Example of infinite dimensional linear spaces where the space is equal to its dual.

Question

My understanding is that in finite dimensions, every linear space $V$ is isomorphic to its dual $V^\ast$. In infinite dimensions, we have that any Hilbert space $\mathcal{H}$ is isomorphic (specifically, anti-isomorphic) to its dual $\mathcal{H}^\ast$ (Riesz Representation Theorem). Furthermore, every Hilbert space is also isomorphic to the square summable sequence space $\ell^2$.

I am wondering if there are examples of infinite dimensional linear spaces where the dual is equal to itself, and the space is not isomorphic to $\ell^2$.

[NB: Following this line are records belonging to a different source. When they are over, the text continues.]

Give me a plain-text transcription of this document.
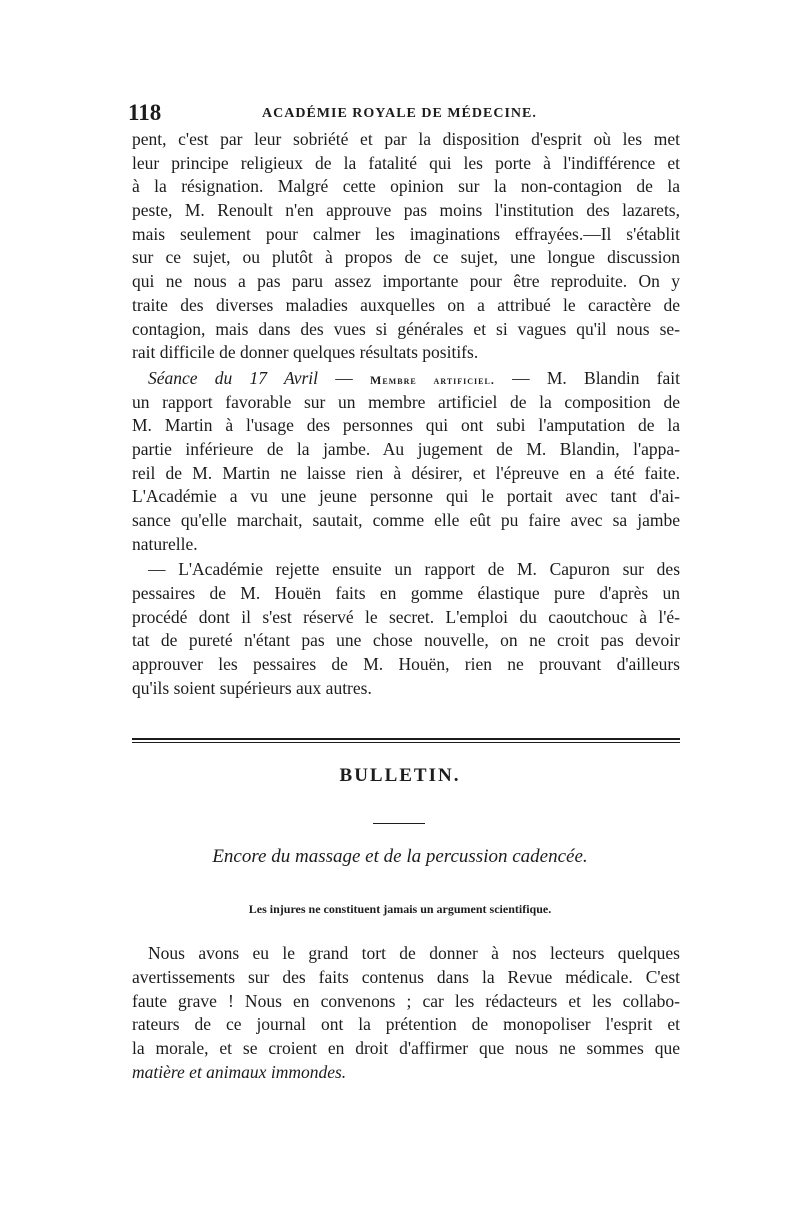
118	ACADÉMIE ROYALE DE MÉDECINE.
pent, c'est par leur sobriété et par la disposition d'esprit où les met
leur principe religieux de la fatalité qui les porte à l'indifférence et
à la résignation. Malgré cette opinion sur la non-contagion de la
peste, M. Renoult n'en approuve pas moins l'institution des lazarets,
mais seulement pour calmer les imaginations effrayées.—Il s'établit
sur ce sujet, ou plutôt à propos de ce sujet, une longue discussion
qui ne nous a pas paru assez importante pour être reproduite. On y
traite des diverses maladies auxquelles on a attribué le caractère de
contagion, mais dans des vues si générales et si vagues qu'il nous se-
rait difficile de donner quelques résultats positifs.
Séance du 17 Avril — Membre artificiel. — M. Blandin fait
un rapport favorable sur un membre artificiel de la composition de
M. Martin à l'usage des personnes qui ont subi l'amputation de la
partie inférieure de la jambe. Au jugement de M. Blandin, l'appa-
reil de M. Martin ne laisse rien à désirer, et l'épreuve en a été faite.
L'Académie a vu une jeune personne qui le portait avec tant d'ai-
sance qu'elle marchait, sautait, comme elle eût pu faire avec sa jambe
naturelle.
— L'Académie rejette ensuite un rapport de M. Capuron sur des
pessaires de M. Houën faits en gomme élastique pure d'après un
procédé dont il s'est réservé le secret. L'emploi du caoutchouc à l'é-
tat de pureté n'étant pas une chose nouvelle, on ne croit pas devoir
approuver les pessaires de M. Houën, rien ne prouvant d'ailleurs
qu'ils soient supérieurs aux autres.
BULLETIN.
Encore du massage et de la percussion cadencée.
Les injures ne constituent jamais un argument scientifique.
Nous avons eu le grand tort de donner à nos lecteurs quelques
avertissements sur des faits contenus dans la Revue médicale. C'est
faute grave ! Nous en convenons ; car les rédacteurs et les collabo-
rateurs de ce journal ont la prétention de monopoliser l'esprit et
la morale, et se croient en droit d'affirmer que nous ne sommes que
matière et animaux immondes.
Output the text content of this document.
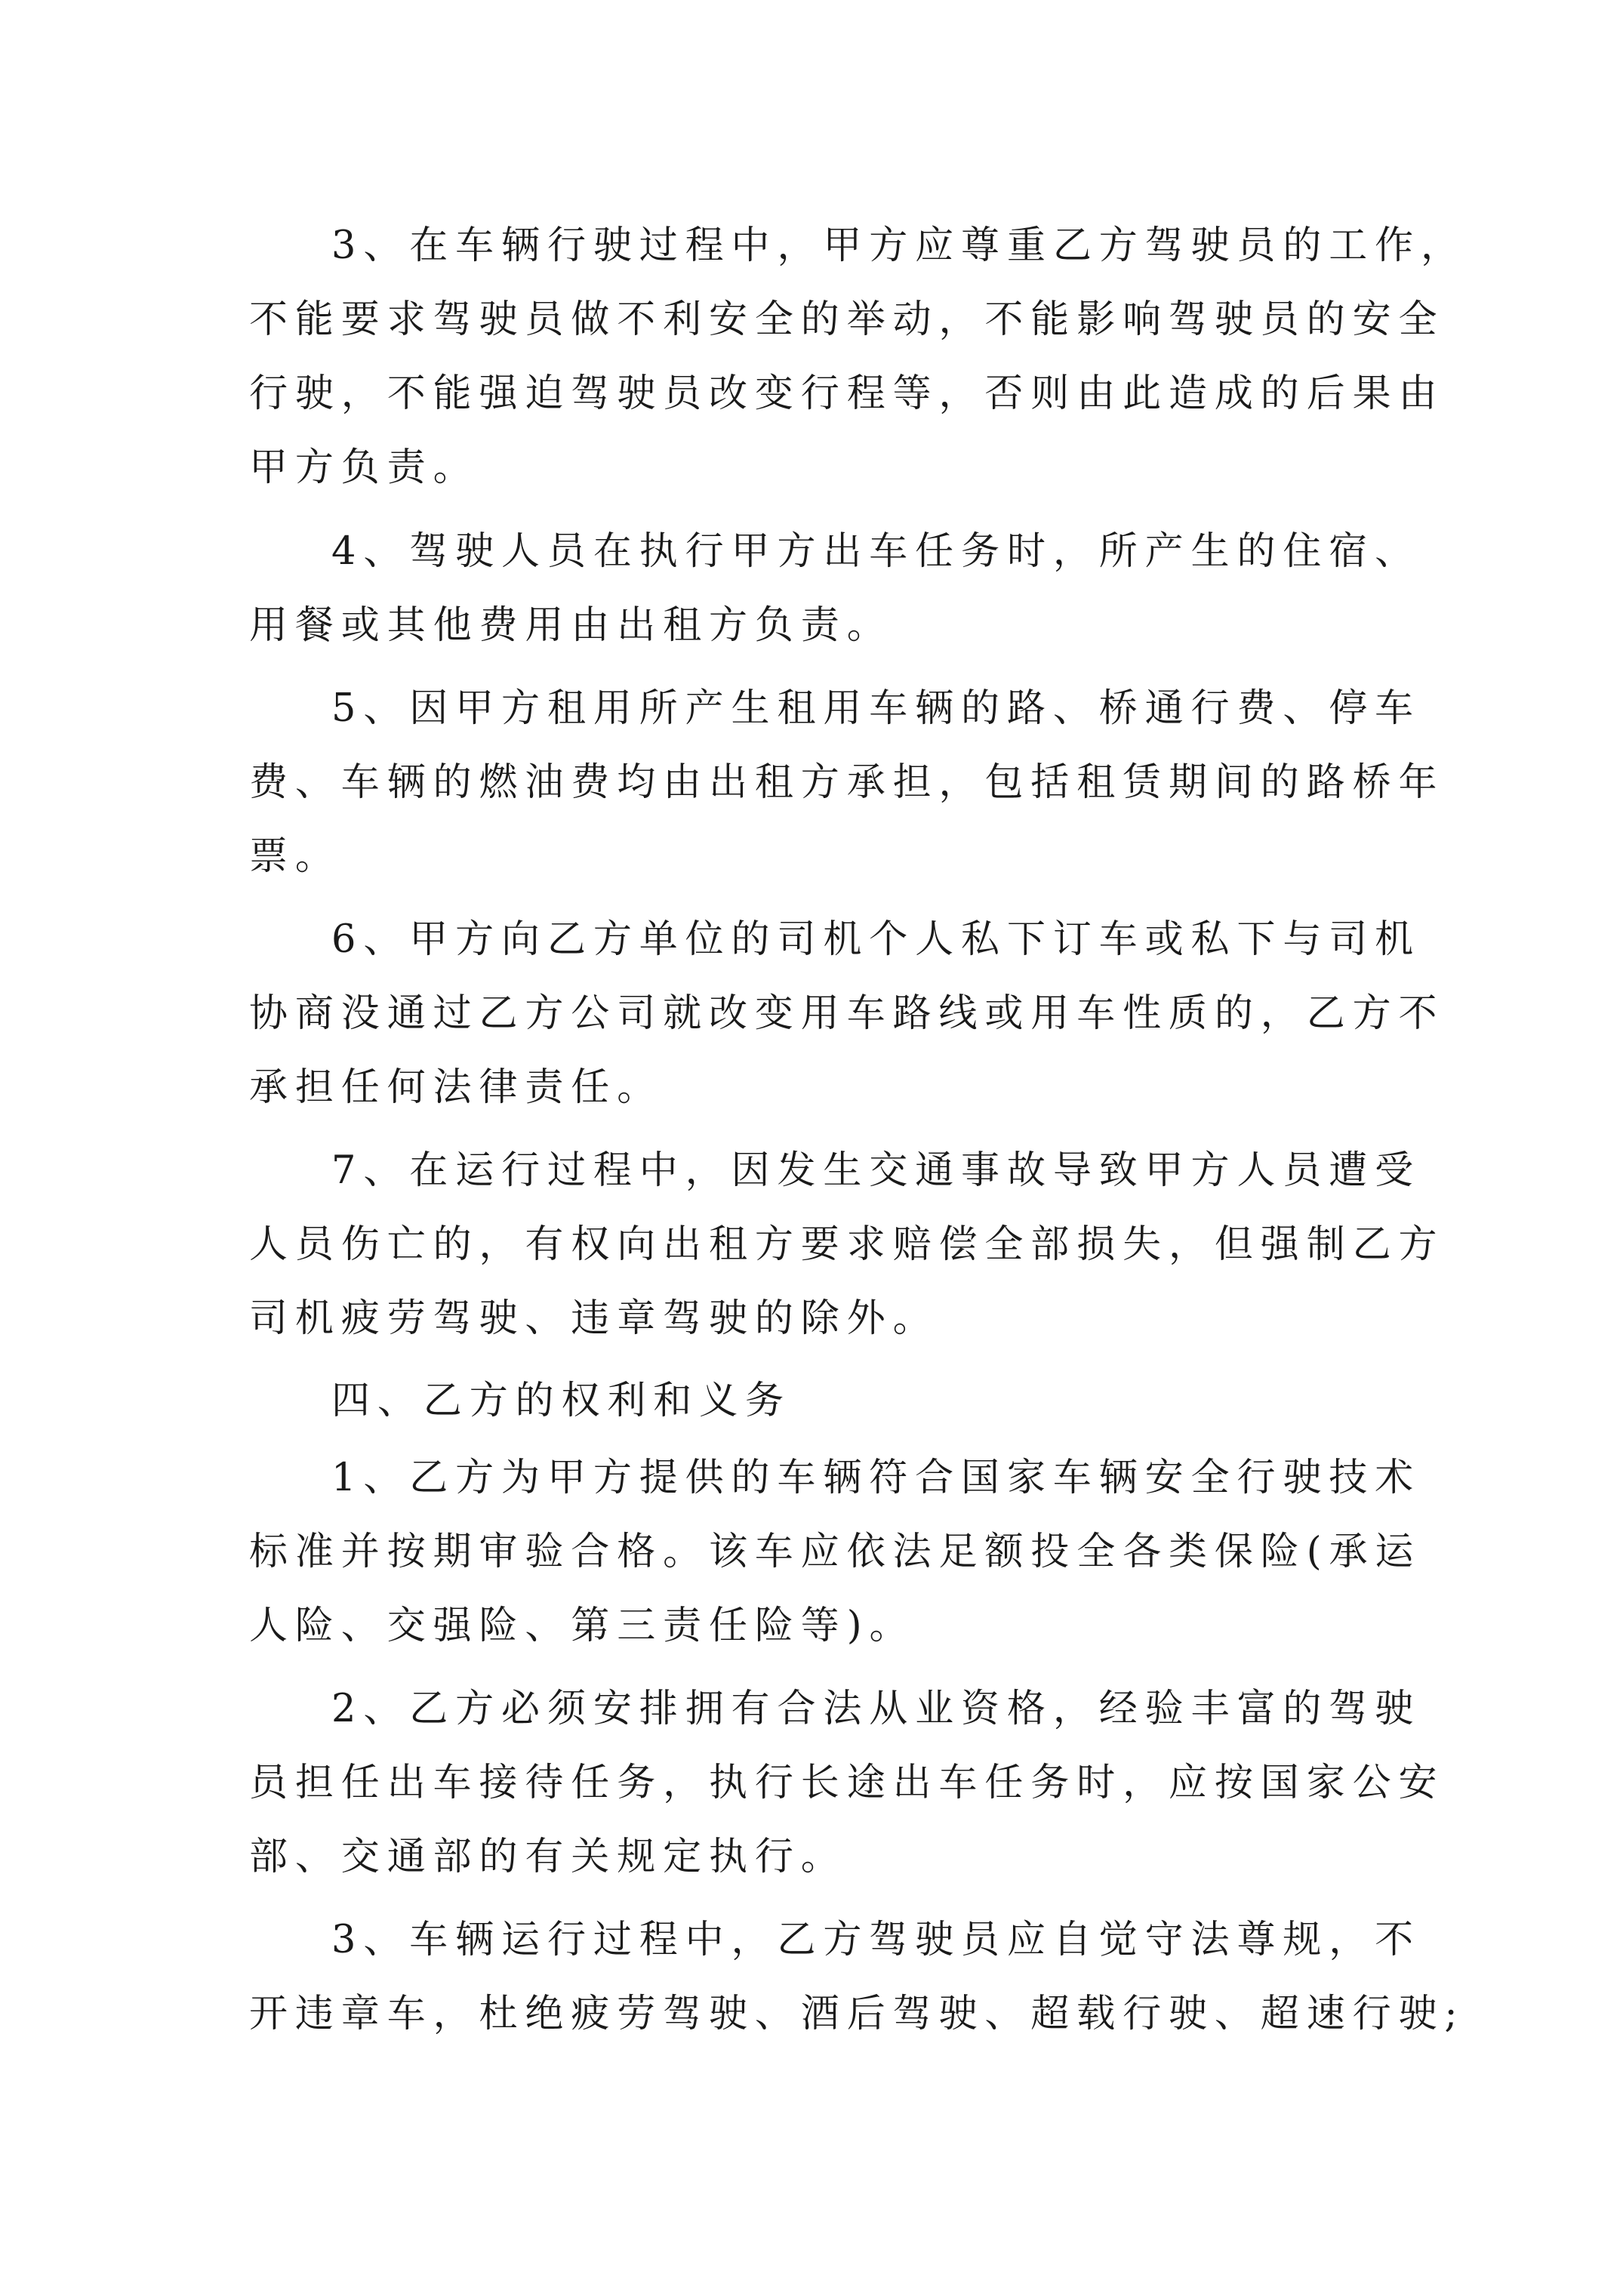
3、在车辆行驶过程中，甲方应尊重乙方驾驶员的工作，
不能要求驾驶员做不利安全的举动，不能影响驾驶员的安全
行驶，不能强迫驾驶员改变行程等，否则由此造成的后果由
甲方负责。
4、驾驶人员在执行甲方出车任务时，所产生的住宿、
用餐或其他费用由出租方负责。
5、因甲方租用所产生租用车辆的路、桥通行费、停车
费、车辆的燃油费均由出租方承担，包括租赁期间的路桥年
票。
6、甲方向乙方单位的司机个人私下订车或私下与司机
协商没通过乙方公司就改变用车路线或用车性质的，乙方不
承担任何法律责任。
7、在运行过程中，因发生交通事故导致甲方人员遭受
人员伤亡的，有权向出租方要求赔偿全部损失，但强制乙方
司机疲劳驾驶、违章驾驶的除外。
四、乙方的权利和义务
1、乙方为甲方提供的车辆符合国家车辆安全行驶技术
标准并按期审验合格。该车应依法足额投全各类保险(承运
人险、交强险、第三责任险等)。
2、乙方必须安排拥有合法从业资格，经验丰富的驾驶
员担任出车接待任务，执行长途出车任务时，应按国家公安
部、交通部的有关规定执行。
3、车辆运行过程中，乙方驾驶员应自觉守法尊规，不
开违章车，杜绝疲劳驾驶、酒后驾驶、超载行驶、超速行驶;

Edit: We assume the underlying field to be $\mathbb{R}$ or $\mathbb{C}$.

Answer 1

There's some confusion here:

• In the context of Hilbert spaces, $\mathcal{H}^*$ is not the full (algebraic) dual of $\mathcal H$. It's the topological dual, that is, the space of all continuous linear forms.
• It is not true that every infinite-dimensional Hilbert space is isomorphic to the space $\ell^2$ of square summable sequences. Only those which are separable.

If we are talking only about the algebraic dual, then no infinite-dimension vector space $V$ is isomorphic to $V^*$.

Answer 2

If $V$ is a normal infinite dimensional vector space, no additional structures then $$\dim V^*=2^{\dim V}$$ so they can never be isomorphic.